«La notion de développement durable combine les aspects environnementaux et les aspects sociaux, même si les premiers semblent l'emporter aujourd'hui dans les préoccupations théoriques. Le premier principe de la Déclaration de Rio (1992) énonce : «Les êtres humains sont au centre des préoccupations relatives au développement durable.» Si l'homme se situe au coeur du concept, il en est également sa finalité. Une politique de développement durable concerne aussi l'environnement des familles, des personnes, elle agit sur le «vivre ensemble». Aborder le «social» comme composante du développement durable, c'est prendre en compte les interfaces entre économie, environnement et social, mais aussi s'interroger en termes de solidarité, de responsabilité, de durabilité et d'autonomie, enjeux qui rejoignent les finalités de l'action sociale et du travail social.
Comme l'énonce Philip Mondolfo (1), entre travail social et développement durable existe «une proximité théorique, éthique et pratique». Reste à donner une visibilité aux contributions des travailleurs sociaux et une reconnaissance au volet social dans la conception de projets de développement durable.
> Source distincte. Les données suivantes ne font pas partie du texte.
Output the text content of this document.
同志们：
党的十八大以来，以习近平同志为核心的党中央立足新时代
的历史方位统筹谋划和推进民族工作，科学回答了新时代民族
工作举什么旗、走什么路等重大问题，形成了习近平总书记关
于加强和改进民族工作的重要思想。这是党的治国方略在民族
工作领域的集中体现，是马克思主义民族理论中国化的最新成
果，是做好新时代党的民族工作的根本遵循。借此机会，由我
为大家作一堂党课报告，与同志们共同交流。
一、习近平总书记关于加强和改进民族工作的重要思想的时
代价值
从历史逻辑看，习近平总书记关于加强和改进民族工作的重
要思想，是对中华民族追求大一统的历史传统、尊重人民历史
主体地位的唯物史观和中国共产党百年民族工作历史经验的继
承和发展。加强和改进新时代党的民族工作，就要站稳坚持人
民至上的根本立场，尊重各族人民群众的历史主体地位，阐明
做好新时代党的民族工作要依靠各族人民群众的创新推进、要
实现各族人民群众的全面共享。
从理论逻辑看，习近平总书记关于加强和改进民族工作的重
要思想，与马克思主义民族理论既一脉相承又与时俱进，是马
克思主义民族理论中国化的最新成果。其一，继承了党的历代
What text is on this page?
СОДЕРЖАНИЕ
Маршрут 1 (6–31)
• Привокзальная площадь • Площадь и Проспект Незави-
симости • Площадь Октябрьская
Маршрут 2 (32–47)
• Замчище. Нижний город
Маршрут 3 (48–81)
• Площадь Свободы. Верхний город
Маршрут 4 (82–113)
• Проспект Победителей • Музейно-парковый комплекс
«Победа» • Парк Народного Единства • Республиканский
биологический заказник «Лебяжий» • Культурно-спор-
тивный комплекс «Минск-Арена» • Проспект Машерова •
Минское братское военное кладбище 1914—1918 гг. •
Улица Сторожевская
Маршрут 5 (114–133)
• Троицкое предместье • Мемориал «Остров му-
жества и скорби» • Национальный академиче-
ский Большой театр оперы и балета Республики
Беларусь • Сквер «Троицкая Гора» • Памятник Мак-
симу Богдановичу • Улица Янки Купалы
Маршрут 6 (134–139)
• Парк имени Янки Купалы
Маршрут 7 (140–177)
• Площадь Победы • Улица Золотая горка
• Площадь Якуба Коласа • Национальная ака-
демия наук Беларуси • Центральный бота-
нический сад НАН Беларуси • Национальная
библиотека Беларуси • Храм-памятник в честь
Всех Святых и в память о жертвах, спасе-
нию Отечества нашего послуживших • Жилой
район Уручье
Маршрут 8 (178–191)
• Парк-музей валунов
Pour François Roche, qui a piloté le rapport du Conseil supérieur du travail social sur « Le travail social aujourd'hui et demain » (2), celui-ci doit avoir pour perspective la recherche d'effets sociaux globaux sur le long terme et être reconnu comme dimension contributive au développement durable. La démarche de développement durable porte notamment sur l'équité sociale, la réduction des inégalités, la cohésion sociale. Les profondes transformations économiques et sociales, et en particulier le développement de nouvelles vulnérabilités sociales, posent la question de la capacité à prendre en compte la complexité de la vie sociale, à se confronter à de nouvelles réalités, à rendre visibles collectivement les enjeux sociaux, de solidarité et d'équilibre territorial, de nouvelle gouvernance locale, fondée notamment sur la participation des habitants, la (re)création des liens de solidarité, l'amélioration des conditions de vie sur le territoire. Dans ce domaine, le travail social a une responsabilité, celle de porter les intérêts des habitants d'un territoire, de faire reconnaître leurs besoins et leurs attentes, de les aider à construire une parole collective force de proposition, d'encourager le développement de leurs compétences, de favoriser leur participation effective aux projets qui les concernent.
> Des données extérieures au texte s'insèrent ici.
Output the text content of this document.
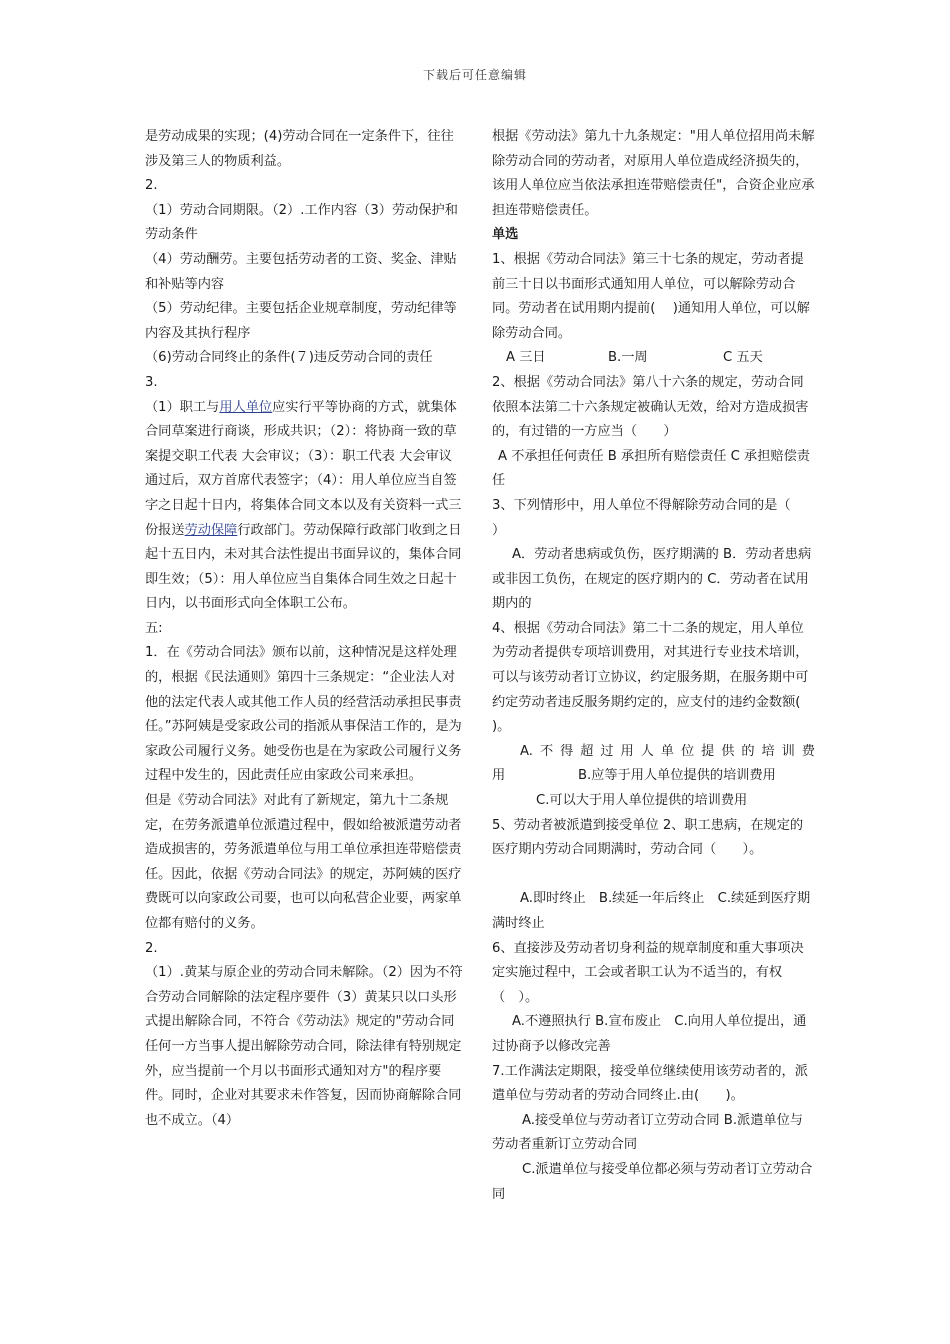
下载后可任意编辑

是劳动成果的实现；(4)劳动合同在一定条件下，往往涉及第三人的物质利益。

2.

（1）劳动合同期限。（2）.工作内容（3）劳动保护和劳动条件

（4）劳动酬劳。主要包括劳动者的工资、奖金、津贴和补贴等内容

（5）劳动纪律。主要包括企业规章制度，劳动纪律等内容及其执行程序

（6)劳动合同终止的条件(７)违反劳动合同的责任

3.

（1）职工与用人单位应实行平等协商的方式，就集体合同草案进行商谈，形成共识；（2）：将协商一致的草案提交职工代表 大会审议；（3）：职工代表 大会审议通过后，双方首席代表签字；（4）：用人单位应当自签字之日起十日内，将集体合同文本以及有关资料一式三份报送劳动保障行政部门。劳动保障行政部门收到之日起十五日内，未对其合法性提出书面异议的，集体合同即生效；（5）：用人单位应当自集体合同生效之日起十日内，以书面形式向全体职工公布。

五:

1．在《劳动合同法》颁布以前，这种情况是这样处理的，根据《民法通则》第四十三条规定：“企业法人对他的法定代表人或其他工作人员的经营活动承担民事责任。”苏阿姨是受家政公司的指派从事保洁工作的，是为家政公司履行义务。她受伤也是在为家政公司履行义务过程中发生的，因此责任应由家政公司来承担。

但是《劳动合同法》对此有了新规定，第九十二条规定，在劳务派遣单位派遣过程中，假如给被派遣劳动者造成损害的，劳务派遣单位与用工单位承担连带赔偿责任。因此，依据《劳动合同法》的规定，苏阿姨的医疗费既可以向家政公司要，也可以向私营企业要，两家单位都有赔付的义务。

2.

（1）.黄某与原企业的劳动合同未解除。（2）因为不符合劳动合同解除的法定程序要件（3）黄某只以口头形式提出解除合同，不符合《劳动法》规定的"劳动合同任何一方当事人提出解除劳动合同，除法律有特别规定外，应当提前一个月以书面形式通知对方"的程序要件。同时，企业对其要求未作答复，因而协商解除合同也不成立。（4）

根据《劳动法》第九十九条规定："用人单位招用尚未解除劳动合同的劳动者，对原用人单位造成经济损失的，该用人单位应当依法承担连带赔偿责任"，合资企业应承担连带赔偿责任。

单选

1、根据《劳动合同法》第三十七条的规定，劳动者提前三十日以书面形式通知用人单位，可以解除劳动合同。劳动者在试用期内提前(　 )通知用人单位，可以解除劳动合同。

A 三日	B.一周	C 五天

2、根据《劳动合同法》第八十六条的规定，劳动合同依照本法第二十六条规定被确认无效，给对方造成损害的，有过错的一方应当（　　）

A 不承担任何责任 B 承担所有赔偿责任 C 承担赔偿责任

3、下列情形中，用人单位不得解除劳动合同的是（　　）

A．劳动者患病或负伤，医疗期满的 B．劳动者患病或非因工负伤，在规定的医疗期内的 C．劳动者在试用期内的

4、根据《劳动合同法》第二十二条的规定，用人单位为劳动者提供专项培训费用，对其进行专业技术培训，可以与该劳动者订立协议，约定服务期，在服务期中可约定劳动者违反服务期约定的，应支付的违约金数额(　　)。

A.不得超过用人单位提供的培训费

用	B.应等于用人单位提供的培训费用

C.可以大于用人单位提供的培训费用

5、劳动者被派遣到接受单位 2、职工患病，在规定的医疗期内劳动合同期满时，劳动合同（　　）。

A.即时终止　B.续延一年后终止　C.续延到医疗期满时终止

6、直接涉及劳动者切身利益的规章制度和重大事项决定实施过程中，工会或者职工认为不适当的，有权（　）。

A.不遵照执行 B.宣布废止　C.向用人单位提出，通过协商予以修改完善

7.工作满法定期限，接受单位继续使用该劳动者的，派遣单位与劳动者的劳动合同终止.由(　　)。

A.接受单位与劳动者订立劳动合同 B.派遣单位与劳动者重新订立劳动合同

C.派遣单位与接受单位都必须与劳动者订立劳动合同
La dimension sociale du développement durable permet de rendre visibles des attentes et des besoins sociaux, d'améliorer la connaissance des situations de rupture sociale afin de mieux les prévenir, par une observation sociale partagée et l'évaluation des politiques mises en oeuvre.
A partir d'une recherche menée sur l'élaboration de projets de territoire dans le cadre de la mise en oeuvre de pays et d'intercommunalités (3), nous avons pu analyser la place accordée à la dimension sociale dans les études territoriales. Deux cas de figure se sont présentés : soit les préoccupations sociales ne trouvaient pas leur expression dans le débat initial, soit le territoire concerné connaissait une antériorité dans leur prise en compte, avec des communautés de communes ayant opté pour des compétences sur l'aide à domicile, les transports, l'enfance et la jeunesse, le logement... Dans le premier cas, malgré le constat prégnant d'exclusions sur le territoire, les enjeux sociaux ont dû s'imposer, relayés par des chargés de mission qui ont interpellé les élus, prenant appui sur des travailleurs sociaux ; des groupes de travail ont ainsi pu être mis en place : organisation d'un atelier sur les solidarités sociales et territoriales dans un conseil de développement, création d'une cellule sociale ouverte à l'ensemble des partenaires... Dans le second cas, où des actions sociales sectorielles et catégorielles trouvaient déjà une expression concrète et où des blocages avaient été levés, les questionnements ont pu être élargis et des chargés de mission recrutés afin de traduire en axes de développement pour les territoires des besoins identifiés lors de diagnostics (jeunesse, formation, illettrisme...), ce qui a constitué un acte d'engagement collectif.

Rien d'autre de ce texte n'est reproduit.